Dan Robison's financial troubles started with a divorce. More money was going out that coming in.

"[I was] leaning on credit cards to pay for things: Rent, groceries. [My debt] ballooned from an initial $10,000 to $30,000 in two years," Robison said.

He was paying $750 a month in interest. Even paying back $1,000 a month, it would take him 15 years to pay off the debt.

Dan went to the Credit Counselling Society for help. They negotiated with Dan's creditors to stop charging him interest.

"Suddenly my interest per month went from $750 to zero," he said.

At that point, all his payments went to principle instead of interest.

"Once saw it going down, I could have hope.
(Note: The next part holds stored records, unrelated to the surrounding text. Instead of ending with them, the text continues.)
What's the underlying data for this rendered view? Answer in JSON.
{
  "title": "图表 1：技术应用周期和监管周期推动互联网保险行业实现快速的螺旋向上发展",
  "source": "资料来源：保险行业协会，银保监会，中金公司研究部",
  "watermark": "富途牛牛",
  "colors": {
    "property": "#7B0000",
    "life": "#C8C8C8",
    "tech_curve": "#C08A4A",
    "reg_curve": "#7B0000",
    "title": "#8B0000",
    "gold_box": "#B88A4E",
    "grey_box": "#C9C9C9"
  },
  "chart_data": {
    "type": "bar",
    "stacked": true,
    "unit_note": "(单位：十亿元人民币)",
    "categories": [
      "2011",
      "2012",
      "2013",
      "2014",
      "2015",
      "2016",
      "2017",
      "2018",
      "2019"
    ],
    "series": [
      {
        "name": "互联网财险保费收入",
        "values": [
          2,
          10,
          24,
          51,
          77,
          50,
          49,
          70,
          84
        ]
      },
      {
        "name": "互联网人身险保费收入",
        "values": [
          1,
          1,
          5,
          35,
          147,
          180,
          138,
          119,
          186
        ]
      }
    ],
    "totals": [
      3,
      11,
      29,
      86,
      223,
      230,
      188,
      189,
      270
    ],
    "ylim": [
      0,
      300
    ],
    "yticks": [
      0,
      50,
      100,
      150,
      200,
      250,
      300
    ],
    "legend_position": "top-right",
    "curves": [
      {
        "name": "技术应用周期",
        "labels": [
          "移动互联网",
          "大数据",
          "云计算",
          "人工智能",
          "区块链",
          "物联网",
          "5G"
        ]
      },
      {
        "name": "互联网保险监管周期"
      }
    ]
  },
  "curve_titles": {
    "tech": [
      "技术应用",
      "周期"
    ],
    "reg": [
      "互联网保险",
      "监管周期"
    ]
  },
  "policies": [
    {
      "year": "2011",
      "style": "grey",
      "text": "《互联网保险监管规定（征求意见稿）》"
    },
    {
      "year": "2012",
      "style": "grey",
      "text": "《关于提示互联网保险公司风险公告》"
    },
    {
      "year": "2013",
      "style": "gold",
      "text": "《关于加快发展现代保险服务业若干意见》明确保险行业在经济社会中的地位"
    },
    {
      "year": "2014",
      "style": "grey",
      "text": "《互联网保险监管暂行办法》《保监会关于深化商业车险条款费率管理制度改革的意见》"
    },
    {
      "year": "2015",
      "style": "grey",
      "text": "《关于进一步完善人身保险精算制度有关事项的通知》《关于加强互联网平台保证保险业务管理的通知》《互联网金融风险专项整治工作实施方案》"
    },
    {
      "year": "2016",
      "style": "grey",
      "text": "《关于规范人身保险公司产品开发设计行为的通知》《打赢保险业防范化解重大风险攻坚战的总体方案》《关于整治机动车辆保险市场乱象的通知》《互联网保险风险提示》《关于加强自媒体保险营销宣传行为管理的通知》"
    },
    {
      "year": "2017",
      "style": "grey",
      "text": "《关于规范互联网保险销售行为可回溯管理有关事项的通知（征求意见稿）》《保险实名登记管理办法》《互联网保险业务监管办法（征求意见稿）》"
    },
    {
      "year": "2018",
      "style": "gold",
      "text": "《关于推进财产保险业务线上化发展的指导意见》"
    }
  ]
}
I could have dreams," he said.

He paid all the money back in about three years.

Scott Hannah of the Credit Counselling Society says Dan's story is typical.
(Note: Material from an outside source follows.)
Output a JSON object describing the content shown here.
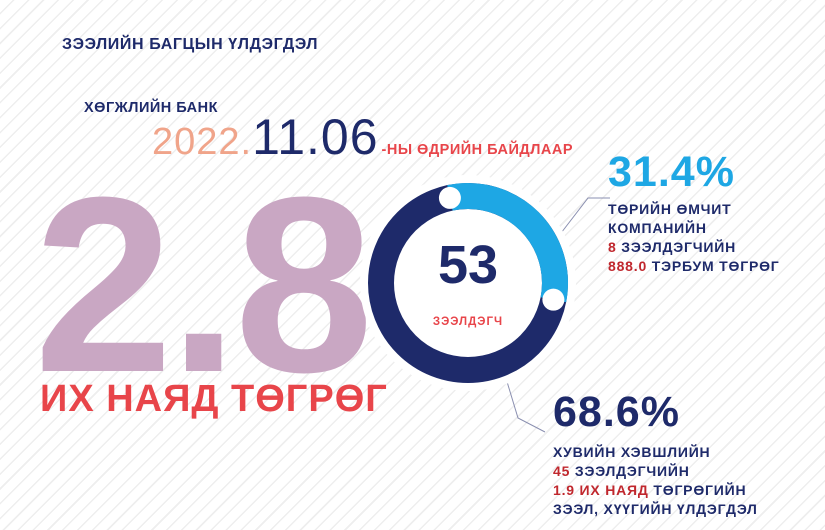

"Once you begin spending more than you're taking in, that's when you have financial difficulty; not when you've exhausted the balances on your credit cards," he said.

But waiving interest doesn't mean repayment is easy.

"We see lots of ads on TV for ‘one easy payment' but the reality is there are no ‘easy payments.' There are manageable payments that come with a lot of hard work and the fact you have to relearn how to manage money," Hannah said.

For some people, even paying back the debt interest-free is just too hard and bankruptcy may be a better option.

"They are living too tight to their budgets themselves -- they don't have that flexibility," Hannah said.

When Dan looks back at how far he's come, he also credits the support of friends and his new wife and family who helped him get through the rough spots.

"I get over whelmed by it. It felt really discouraging sometimes it felt like the hole was never going to be filled. Look at life now – wife, kids -- a house," he said.

Acting early is the best strategy. If 20 per cent of your take home pay is going towards consumer debt like credit cards or lines-of-credit, then you are headed towards financial trouble and should get some help now -- not when you run out of options.